Note that in Kott’s case the Government is not now defending its initial failure to turn over information to the defense. It does say in a footnote that it has now turned over a lot of information that it didn’t have to turn over, but it doesn’t say that any particular item shouldn’t be considered now because it wasn’t something that it was legally required to turn over before. This is consistent with the replacement prosecution team’s distancing itself from the things the prior team did. Pete Kott and Vic Kohring are out of jail because the second group of prosecutors decided to disclose information that the first group of prosecutors had failed to disclose. The second group of prosecutors will now be defending the convictions the first set of prosecutors obtained—at least the convictions of Kott and Kohring—but they apparently will not be defending the first team’s failure to turn over information to the Kott and Kohring defenses.

--Mark Regan

1 comment:

Unknown said...

If the government opposes a new trial for Pete Kott, but doesn't defend failure to provide information

Then the government is corrupt and supports the corrupt prosecution.

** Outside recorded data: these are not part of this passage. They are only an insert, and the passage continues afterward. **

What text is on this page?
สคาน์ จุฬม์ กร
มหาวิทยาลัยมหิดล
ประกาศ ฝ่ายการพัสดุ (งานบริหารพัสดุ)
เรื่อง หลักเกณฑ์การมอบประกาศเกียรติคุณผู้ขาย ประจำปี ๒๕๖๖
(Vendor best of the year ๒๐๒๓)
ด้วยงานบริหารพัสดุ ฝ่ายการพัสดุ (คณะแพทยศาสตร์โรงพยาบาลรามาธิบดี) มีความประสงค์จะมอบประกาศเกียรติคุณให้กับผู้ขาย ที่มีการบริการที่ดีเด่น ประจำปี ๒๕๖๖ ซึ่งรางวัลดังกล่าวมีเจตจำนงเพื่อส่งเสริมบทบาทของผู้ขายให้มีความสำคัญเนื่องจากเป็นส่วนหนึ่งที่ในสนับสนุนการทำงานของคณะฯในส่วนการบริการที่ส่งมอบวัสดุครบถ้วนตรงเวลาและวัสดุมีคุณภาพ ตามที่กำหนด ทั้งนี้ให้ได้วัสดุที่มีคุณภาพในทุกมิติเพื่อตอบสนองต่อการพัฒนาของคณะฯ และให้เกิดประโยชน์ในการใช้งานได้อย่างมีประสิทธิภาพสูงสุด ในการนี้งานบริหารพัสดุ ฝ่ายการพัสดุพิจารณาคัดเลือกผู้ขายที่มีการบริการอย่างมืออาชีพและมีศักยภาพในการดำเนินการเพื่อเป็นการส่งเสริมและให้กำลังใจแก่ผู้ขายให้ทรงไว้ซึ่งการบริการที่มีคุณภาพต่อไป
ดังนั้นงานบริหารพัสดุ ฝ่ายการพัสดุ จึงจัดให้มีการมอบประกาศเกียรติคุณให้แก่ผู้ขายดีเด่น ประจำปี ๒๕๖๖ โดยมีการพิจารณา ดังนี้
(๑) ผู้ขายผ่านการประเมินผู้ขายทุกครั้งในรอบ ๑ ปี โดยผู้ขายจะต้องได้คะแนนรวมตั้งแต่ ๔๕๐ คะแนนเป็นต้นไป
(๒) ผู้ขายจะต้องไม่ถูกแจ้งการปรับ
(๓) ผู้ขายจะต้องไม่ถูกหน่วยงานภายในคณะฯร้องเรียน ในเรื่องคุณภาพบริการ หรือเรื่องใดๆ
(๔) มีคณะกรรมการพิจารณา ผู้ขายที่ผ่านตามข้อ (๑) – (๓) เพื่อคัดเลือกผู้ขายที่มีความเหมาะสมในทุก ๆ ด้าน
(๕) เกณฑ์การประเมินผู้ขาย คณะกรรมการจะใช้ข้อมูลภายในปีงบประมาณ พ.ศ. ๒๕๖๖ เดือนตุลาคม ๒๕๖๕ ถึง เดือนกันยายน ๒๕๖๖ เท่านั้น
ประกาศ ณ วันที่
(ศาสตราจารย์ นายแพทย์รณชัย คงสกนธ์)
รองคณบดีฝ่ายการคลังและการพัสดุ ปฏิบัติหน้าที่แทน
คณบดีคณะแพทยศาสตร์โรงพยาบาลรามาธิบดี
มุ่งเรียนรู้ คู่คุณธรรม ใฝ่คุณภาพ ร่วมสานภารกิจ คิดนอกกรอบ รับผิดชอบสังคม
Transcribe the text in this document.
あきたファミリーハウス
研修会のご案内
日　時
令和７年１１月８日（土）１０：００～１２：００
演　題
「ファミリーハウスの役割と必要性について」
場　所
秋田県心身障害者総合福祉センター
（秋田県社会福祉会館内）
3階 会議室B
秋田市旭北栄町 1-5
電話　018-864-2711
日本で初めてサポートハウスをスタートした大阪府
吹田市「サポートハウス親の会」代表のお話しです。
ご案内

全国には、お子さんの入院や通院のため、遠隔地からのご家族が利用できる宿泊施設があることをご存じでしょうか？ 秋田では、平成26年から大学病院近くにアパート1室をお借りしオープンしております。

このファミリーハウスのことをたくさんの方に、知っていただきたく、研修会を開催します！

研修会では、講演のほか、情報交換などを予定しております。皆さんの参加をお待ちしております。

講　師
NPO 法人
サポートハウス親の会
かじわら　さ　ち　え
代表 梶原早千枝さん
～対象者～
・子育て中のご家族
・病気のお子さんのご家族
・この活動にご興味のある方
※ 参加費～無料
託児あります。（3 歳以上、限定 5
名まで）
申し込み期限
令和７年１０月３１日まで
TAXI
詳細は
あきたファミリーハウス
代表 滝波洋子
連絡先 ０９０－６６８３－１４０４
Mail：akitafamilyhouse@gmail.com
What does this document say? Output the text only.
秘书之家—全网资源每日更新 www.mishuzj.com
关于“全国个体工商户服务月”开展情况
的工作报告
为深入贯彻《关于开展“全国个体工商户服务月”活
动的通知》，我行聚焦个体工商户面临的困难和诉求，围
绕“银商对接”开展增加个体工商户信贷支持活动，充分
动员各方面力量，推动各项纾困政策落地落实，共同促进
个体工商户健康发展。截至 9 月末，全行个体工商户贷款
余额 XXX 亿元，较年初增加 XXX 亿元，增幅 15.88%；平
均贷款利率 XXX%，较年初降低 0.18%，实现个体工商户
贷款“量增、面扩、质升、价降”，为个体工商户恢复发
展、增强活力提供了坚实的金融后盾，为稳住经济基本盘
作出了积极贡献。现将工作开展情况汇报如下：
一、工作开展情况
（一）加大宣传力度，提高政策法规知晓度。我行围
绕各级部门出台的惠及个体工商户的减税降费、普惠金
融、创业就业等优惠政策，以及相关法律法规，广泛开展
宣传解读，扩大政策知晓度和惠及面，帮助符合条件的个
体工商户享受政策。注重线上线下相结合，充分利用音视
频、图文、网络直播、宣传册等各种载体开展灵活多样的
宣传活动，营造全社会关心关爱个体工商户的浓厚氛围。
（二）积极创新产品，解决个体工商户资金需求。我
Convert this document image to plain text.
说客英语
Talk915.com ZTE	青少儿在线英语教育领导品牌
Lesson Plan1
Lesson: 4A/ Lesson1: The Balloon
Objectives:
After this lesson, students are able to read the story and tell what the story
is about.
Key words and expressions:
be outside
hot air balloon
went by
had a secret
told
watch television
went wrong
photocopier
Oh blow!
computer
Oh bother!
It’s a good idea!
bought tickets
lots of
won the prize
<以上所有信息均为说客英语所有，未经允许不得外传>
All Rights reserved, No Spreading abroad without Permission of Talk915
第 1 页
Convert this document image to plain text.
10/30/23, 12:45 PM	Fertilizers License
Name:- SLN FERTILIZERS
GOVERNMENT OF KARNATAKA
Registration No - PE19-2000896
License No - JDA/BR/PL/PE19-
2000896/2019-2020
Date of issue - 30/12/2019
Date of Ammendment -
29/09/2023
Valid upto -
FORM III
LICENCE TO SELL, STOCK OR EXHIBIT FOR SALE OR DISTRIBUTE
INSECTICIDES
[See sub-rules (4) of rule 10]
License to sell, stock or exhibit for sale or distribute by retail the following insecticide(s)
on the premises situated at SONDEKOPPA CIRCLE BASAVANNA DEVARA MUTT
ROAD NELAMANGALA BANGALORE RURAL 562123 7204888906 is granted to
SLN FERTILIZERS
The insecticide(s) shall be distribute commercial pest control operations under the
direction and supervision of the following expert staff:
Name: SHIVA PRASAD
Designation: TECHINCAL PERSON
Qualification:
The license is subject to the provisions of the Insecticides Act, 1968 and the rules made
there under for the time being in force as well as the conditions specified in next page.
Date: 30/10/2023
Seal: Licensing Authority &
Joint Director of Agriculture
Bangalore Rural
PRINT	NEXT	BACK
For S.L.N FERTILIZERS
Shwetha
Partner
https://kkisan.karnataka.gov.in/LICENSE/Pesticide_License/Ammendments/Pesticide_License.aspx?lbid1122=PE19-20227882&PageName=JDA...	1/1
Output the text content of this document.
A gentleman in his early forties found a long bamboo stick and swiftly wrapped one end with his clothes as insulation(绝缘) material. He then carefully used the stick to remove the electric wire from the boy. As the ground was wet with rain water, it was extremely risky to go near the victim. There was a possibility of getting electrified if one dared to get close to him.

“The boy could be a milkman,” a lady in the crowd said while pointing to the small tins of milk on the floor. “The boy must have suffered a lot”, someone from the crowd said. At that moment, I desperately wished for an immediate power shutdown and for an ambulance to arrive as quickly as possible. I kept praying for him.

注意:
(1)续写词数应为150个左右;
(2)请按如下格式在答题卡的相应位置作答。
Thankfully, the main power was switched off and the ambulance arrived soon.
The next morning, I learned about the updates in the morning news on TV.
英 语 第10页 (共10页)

When the prosecution is corrupt and commit malpractice and destruction of justice then the corrupt prosecutor gives the criminal a free get out of jail card.

The Constitution was written for a reason. If the prosecutor honors the Constitution to the letter then and only than can justice do its job.

The pprosecution gave OJ Simpson several get out of jail free cards.

Alaska's Office of the Attorney General lies and commits destruction of justice every day.

The question here is: Who are the criminals here?

L.B from Homer. Justice does not live in Alaska for the innocent or the criminal because we have corrupted criminals prosecuting criminals and judges that lie in their own court.

If one is writing a paper one should write about the total corruption from all of those who are the criminals in said government.